The drive to use this technology is inexorable. A recent CATO Institute/YouGov poll found that 92 percent of the public supports the use of body-worn cameras. Implicit in this level of support are high public expectations that this technology will make a difference in law enforcement practices. Heightened expectations alone should give our policymakers pause, particularly when we know that no technology deployment is free of all mistakes and errors. The only thing worse in today’s context than not collecting the data during a controversial use-of-force incident, is for the public to learn that video data under the Police Department’s control is missing.

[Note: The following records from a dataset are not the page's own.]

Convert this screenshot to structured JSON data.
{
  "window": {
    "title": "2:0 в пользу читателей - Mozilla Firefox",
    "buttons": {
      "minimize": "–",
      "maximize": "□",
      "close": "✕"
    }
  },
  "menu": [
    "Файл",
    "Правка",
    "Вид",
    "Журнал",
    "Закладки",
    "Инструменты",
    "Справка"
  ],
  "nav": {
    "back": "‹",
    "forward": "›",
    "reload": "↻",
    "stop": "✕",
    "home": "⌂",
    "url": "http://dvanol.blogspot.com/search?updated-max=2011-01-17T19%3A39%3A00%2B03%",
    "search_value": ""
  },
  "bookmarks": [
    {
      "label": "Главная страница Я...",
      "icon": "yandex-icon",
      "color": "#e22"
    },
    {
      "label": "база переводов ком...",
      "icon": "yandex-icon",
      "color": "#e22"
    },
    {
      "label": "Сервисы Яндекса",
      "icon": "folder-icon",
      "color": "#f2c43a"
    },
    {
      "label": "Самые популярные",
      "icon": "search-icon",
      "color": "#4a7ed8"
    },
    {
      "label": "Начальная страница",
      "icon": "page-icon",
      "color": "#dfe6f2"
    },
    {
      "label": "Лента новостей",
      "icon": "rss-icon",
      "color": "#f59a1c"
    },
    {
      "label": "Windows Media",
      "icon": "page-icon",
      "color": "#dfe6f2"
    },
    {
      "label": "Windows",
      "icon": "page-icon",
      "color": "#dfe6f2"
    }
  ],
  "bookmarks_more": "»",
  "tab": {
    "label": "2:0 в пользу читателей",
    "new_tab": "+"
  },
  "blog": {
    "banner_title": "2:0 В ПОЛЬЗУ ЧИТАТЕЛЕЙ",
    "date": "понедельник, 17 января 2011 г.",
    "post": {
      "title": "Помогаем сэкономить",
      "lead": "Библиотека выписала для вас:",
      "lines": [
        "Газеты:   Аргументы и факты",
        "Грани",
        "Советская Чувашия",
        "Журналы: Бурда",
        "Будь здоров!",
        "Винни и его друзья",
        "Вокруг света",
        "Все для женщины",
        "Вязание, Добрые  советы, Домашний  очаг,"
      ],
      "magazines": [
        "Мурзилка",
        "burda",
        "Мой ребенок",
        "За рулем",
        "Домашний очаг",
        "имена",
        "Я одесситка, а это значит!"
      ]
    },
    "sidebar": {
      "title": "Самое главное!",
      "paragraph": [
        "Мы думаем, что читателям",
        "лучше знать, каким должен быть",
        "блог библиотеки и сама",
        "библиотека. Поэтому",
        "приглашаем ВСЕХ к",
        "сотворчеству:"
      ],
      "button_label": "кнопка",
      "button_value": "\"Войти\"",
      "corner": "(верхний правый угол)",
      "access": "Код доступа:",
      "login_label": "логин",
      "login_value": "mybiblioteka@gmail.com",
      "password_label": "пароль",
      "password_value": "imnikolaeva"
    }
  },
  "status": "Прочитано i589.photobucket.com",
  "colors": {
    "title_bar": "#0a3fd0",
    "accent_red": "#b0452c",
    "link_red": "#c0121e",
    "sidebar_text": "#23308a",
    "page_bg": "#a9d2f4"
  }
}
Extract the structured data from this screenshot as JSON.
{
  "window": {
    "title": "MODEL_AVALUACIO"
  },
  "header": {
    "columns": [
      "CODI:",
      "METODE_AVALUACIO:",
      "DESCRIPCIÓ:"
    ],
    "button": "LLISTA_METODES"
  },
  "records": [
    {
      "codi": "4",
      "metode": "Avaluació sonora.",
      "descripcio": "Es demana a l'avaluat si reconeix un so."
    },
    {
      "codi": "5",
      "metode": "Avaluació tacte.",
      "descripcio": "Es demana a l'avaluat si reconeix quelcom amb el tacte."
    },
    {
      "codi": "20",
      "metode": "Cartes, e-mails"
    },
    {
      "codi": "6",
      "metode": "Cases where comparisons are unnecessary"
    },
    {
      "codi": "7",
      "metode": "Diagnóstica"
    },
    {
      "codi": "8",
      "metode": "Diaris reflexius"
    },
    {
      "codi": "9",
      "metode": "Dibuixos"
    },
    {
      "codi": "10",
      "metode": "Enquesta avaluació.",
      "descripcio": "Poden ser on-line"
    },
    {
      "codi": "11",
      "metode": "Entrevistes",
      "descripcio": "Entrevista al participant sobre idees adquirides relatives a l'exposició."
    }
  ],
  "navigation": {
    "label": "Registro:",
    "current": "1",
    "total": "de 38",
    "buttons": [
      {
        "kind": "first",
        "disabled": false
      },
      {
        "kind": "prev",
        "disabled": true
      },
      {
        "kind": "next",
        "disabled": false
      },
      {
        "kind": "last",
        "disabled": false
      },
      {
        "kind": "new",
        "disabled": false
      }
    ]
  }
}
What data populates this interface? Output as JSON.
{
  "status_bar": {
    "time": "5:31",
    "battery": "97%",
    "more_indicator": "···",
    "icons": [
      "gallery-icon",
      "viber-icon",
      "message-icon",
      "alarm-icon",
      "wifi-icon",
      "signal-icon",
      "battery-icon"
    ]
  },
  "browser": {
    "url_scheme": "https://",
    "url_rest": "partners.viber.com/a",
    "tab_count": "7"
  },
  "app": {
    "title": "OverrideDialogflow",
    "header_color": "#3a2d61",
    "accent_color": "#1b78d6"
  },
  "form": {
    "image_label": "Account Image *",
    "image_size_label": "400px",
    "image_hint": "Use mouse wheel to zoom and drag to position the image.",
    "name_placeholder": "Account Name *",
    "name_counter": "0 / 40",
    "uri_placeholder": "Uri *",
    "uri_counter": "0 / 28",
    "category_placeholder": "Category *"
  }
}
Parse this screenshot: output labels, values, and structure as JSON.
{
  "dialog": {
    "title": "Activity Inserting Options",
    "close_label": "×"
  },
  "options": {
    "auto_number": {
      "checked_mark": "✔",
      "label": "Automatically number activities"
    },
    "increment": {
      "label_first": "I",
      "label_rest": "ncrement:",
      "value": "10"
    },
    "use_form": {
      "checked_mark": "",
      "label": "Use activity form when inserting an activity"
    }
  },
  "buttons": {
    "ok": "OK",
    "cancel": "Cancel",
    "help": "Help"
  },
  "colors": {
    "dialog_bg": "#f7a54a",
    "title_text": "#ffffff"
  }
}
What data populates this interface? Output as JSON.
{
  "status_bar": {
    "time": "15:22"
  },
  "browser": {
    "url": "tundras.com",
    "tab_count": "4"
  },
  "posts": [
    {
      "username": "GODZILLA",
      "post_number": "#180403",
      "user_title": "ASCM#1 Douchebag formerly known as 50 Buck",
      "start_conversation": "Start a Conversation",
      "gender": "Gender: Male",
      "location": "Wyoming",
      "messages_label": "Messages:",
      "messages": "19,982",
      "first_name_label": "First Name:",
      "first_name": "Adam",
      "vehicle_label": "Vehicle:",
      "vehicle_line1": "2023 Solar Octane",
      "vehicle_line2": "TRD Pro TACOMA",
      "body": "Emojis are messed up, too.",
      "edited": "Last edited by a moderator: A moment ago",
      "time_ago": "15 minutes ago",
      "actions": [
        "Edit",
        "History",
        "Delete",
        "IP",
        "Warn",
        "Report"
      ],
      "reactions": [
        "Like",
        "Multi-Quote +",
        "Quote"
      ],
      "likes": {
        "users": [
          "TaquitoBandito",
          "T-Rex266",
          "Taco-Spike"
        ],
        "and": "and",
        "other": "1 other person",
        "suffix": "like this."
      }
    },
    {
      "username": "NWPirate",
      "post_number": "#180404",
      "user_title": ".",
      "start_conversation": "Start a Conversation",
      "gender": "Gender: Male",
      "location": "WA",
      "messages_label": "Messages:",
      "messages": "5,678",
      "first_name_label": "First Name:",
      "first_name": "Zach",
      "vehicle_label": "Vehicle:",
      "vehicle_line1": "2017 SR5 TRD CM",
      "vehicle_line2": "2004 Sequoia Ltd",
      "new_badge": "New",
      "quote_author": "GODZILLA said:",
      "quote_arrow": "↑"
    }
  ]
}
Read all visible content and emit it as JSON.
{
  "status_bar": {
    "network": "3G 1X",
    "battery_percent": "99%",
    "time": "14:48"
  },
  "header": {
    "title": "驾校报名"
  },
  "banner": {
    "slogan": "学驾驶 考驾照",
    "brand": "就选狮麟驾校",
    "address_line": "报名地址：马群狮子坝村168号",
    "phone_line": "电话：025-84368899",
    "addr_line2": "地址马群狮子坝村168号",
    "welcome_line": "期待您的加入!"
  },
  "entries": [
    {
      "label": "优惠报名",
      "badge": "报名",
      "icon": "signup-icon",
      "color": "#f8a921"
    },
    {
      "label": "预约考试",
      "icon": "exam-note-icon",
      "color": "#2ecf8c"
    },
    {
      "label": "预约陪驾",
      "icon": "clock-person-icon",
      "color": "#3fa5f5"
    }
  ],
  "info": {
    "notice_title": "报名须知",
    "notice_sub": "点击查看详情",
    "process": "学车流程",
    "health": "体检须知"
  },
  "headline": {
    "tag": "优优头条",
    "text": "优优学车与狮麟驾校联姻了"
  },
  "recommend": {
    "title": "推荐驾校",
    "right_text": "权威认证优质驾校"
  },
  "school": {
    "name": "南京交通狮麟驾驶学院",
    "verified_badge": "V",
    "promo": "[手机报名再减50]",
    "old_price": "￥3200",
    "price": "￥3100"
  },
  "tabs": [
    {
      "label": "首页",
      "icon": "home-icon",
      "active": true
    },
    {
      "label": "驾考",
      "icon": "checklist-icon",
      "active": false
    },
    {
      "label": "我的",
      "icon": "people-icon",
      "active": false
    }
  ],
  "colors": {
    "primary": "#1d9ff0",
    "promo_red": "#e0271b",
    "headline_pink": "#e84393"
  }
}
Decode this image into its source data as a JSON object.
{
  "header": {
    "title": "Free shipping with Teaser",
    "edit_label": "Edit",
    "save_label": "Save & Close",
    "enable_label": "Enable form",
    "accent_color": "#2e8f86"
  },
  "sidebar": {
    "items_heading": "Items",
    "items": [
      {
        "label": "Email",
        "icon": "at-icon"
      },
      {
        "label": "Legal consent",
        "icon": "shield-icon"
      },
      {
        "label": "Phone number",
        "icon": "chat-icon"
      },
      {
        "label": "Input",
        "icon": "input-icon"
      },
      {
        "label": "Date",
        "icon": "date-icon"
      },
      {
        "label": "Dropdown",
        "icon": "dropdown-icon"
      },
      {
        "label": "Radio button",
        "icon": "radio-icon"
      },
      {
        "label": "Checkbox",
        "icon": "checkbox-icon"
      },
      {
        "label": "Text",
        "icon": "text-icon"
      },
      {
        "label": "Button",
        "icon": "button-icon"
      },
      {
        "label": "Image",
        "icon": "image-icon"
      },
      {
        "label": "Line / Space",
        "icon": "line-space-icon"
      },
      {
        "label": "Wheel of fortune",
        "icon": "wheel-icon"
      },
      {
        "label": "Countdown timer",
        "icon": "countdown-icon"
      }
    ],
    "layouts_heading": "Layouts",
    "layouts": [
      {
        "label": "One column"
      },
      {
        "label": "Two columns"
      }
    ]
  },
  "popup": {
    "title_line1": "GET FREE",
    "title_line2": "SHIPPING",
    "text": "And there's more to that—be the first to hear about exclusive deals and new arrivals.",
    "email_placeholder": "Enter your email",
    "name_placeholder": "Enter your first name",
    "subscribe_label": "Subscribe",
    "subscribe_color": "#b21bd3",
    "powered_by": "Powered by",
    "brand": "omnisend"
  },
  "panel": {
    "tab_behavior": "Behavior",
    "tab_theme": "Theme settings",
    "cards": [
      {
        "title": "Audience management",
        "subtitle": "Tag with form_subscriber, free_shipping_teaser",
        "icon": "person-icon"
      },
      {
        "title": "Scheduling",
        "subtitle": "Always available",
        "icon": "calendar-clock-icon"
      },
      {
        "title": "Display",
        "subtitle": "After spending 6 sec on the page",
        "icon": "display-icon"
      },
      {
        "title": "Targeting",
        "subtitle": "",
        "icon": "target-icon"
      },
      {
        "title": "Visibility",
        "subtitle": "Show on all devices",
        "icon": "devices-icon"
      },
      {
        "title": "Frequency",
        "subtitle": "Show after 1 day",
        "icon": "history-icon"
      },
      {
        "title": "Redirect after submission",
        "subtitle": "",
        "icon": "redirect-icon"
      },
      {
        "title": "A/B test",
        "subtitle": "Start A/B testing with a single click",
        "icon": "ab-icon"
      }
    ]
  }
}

We should therefore challenge the assumption that video-camera data must be maintained under the sole access control of the Police Department. Options that should be given explicit consideration by the Board of Supervisors, Police Department and Commonwealth’s Attorney include assigning video data access control to the Independent Police Auditor or alternatively assigning this role to a board composed of the Police Chief, Independent Auditor and Commonwealth’s Attorney.

On this second anniversary of the Ad Hoc Policy Review Commission Report, the county and Police Department have many accomplishments to be proud of with regard to implementing the commission’s recommendations.

Quality-driven change is hard; some changes are especially difficult. Body-worn camera deployment is one that requires careful study and diligent attention to complex legal and operational details. I commend the county for taking the appropriate measured response to meeting this recommendation and, especially with regard the matter of access to video data, challenge the conventional wisdom that access control to such data must be under the sole purview of the Police Department.

Phillip A. Niedzielski-Eichner is a member of the Fairfax County Planning Commission, served on the Ad Hoc Police Practices Review Commission and a former member of the Fairfax County School Board.